3137  * The seven (7) LSBs of the 32-bit hash result are used as an index into a
3138  * 128-entry redirection table (RETA).  Each entry of the RETA provides a 3-bit
3139  * RSS output index which is used as the RX queue index where to store the
3140  * received packets.
3141  * The following output is supplied in the RX write-back descriptor:
3142  *     - 32-bit result of the Microsoft RSS hash function,
3143  *     - 4-bit RSS type field.
3144  */
3145
3146 /*
3147  * RSS random key supplied in section 7.1.2.8.3 of the Intel 82599 datasheet.

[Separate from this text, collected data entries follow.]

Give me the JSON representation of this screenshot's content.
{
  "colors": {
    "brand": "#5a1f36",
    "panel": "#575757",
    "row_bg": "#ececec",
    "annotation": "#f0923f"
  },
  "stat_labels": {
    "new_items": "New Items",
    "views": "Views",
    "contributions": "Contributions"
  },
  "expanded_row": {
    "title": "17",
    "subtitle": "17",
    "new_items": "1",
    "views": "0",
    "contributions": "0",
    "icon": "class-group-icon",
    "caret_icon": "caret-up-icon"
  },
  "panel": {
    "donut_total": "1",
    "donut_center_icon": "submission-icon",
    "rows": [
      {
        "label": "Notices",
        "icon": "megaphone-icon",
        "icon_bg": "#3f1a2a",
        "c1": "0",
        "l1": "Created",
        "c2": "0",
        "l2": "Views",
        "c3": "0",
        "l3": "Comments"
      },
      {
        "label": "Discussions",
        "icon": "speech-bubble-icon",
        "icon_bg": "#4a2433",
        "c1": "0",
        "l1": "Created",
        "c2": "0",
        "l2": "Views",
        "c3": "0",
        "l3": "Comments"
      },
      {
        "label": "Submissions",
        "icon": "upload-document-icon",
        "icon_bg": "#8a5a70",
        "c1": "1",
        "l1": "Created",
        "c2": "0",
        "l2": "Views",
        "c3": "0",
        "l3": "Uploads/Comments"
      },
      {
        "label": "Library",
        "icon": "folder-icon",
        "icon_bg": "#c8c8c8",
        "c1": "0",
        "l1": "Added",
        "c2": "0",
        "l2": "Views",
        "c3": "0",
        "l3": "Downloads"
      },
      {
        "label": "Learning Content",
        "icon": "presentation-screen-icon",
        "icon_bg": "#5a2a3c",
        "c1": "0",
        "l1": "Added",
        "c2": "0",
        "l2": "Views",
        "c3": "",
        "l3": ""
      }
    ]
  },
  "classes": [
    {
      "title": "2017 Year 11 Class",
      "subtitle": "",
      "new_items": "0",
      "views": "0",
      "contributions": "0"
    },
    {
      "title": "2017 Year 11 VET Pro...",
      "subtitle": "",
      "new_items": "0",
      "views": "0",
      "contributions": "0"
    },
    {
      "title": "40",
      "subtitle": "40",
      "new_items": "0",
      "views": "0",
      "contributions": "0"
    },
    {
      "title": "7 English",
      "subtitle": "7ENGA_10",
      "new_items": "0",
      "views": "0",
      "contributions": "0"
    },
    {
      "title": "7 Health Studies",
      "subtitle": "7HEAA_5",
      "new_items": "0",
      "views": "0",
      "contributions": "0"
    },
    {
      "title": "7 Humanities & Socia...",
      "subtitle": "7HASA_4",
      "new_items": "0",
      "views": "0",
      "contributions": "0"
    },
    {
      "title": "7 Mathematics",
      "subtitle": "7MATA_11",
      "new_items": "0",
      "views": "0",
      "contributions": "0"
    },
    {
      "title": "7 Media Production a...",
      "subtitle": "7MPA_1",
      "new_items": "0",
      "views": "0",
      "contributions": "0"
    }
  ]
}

3148  * Used as the default key.
3149  */
3150 static uint8_t rss_intel_key[40] = {
3151         0x6D, 0x5A, 0x56, 0xDA, 0x25, 0x5B, 0x0E, 0xC2,
3152         0x41, 0x67, 0x25, 0x3D, 0x43, 0xA3, 0x8F, 0xB0,
3153         0xD0, 0xCA, 0x2B, 0xCB, 0xAE, 0x7B, 0x30, 0xB4,
3154         0x77, 0xCB, 0x2D, 0xA3, 0x80, 0x30, 0xF2, 0x0C,
3155         0x6A, 0x42, 0xB7, 0x3B, 0xBE, 0xAC, 0x01, 0xFA,
3156 };
3157
3158 static void
3159 ixgbe_rss_disable(struct rte_eth_dev *dev)
3160 {
3161         struct ixgbe_hw *hw;
3162         uint32_t mrqc;
3163         uint32_t mrqc_reg;
3164
3165         hw = IXGBE_DEV_PRIVATE_TO_HW(dev->data->dev_private);
3166         mrqc_reg = ixgbe_mrqc_reg_get(hw->mac.type);
3167         mrqc = IXGBE_READ_REG(hw, mrqc_reg);
3168         mrqc &= ~IXGBE_MRQC_RSSEN;
3169         IXGBE_WRITE_REG(hw, mrqc_reg, mrqc);
3170 }
3171
3172 static void
3173 ixgbe_hw_rss_hash_set(struct ixgbe_hw *hw, struct rte_eth_rss_conf *rss_conf)
3174 {
3175         uint8_t  *hash_key;
3176         uint32_t mrqc;
3177         uint32_t rss_key;
3178         uint64_t rss_hf;
3179         uint16_t i;
3180         uint32_t mrqc_reg;
3181         uint32_t rssrk_reg;
3182
3183         mrqc_reg = ixgbe_mrqc_reg_get(hw->mac.type);
3184         rssrk_reg = ixgbe_rssrk_reg_get(hw->mac.type, 0);
3185
3186         hash_key = rss_conf->rss_key;
3187         if (hash_key != NULL) {
3188                 /* Fill in RSS hash key */
3189                 for (i = 0; i < 10; i++) {
3190                         rss_key  = hash_key[(i * 4)];
3191                         rss_key |= hash_key[(i * 4) + 1] << 8;
3192                         rss_key |= hash_key[(i * 4) + 2] << 16;
3193                         rss_key |= hash_key[(i * 4) + 3] << 24;
3194                         IXGBE_WRITE_REG_ARRAY(hw, rssrk_reg, i, rss_key);
3195                 }
3196         }
3197
3198         /* Set configured hashing protocols in MRQC register */
3199         rss_hf = rss_conf->rss_hf;
3200         mrqc = IXGBE_MRQC_RSSEN; /* Enable RSS */
3201         if (rss_hf & ETH_RSS_IPV4)
3202                 mrqc |= IXGBE_MRQC_RSS_FIELD_IPV4;
3203         if (rss_hf & ETH_RSS_NONFRAG_IPV4_TCP)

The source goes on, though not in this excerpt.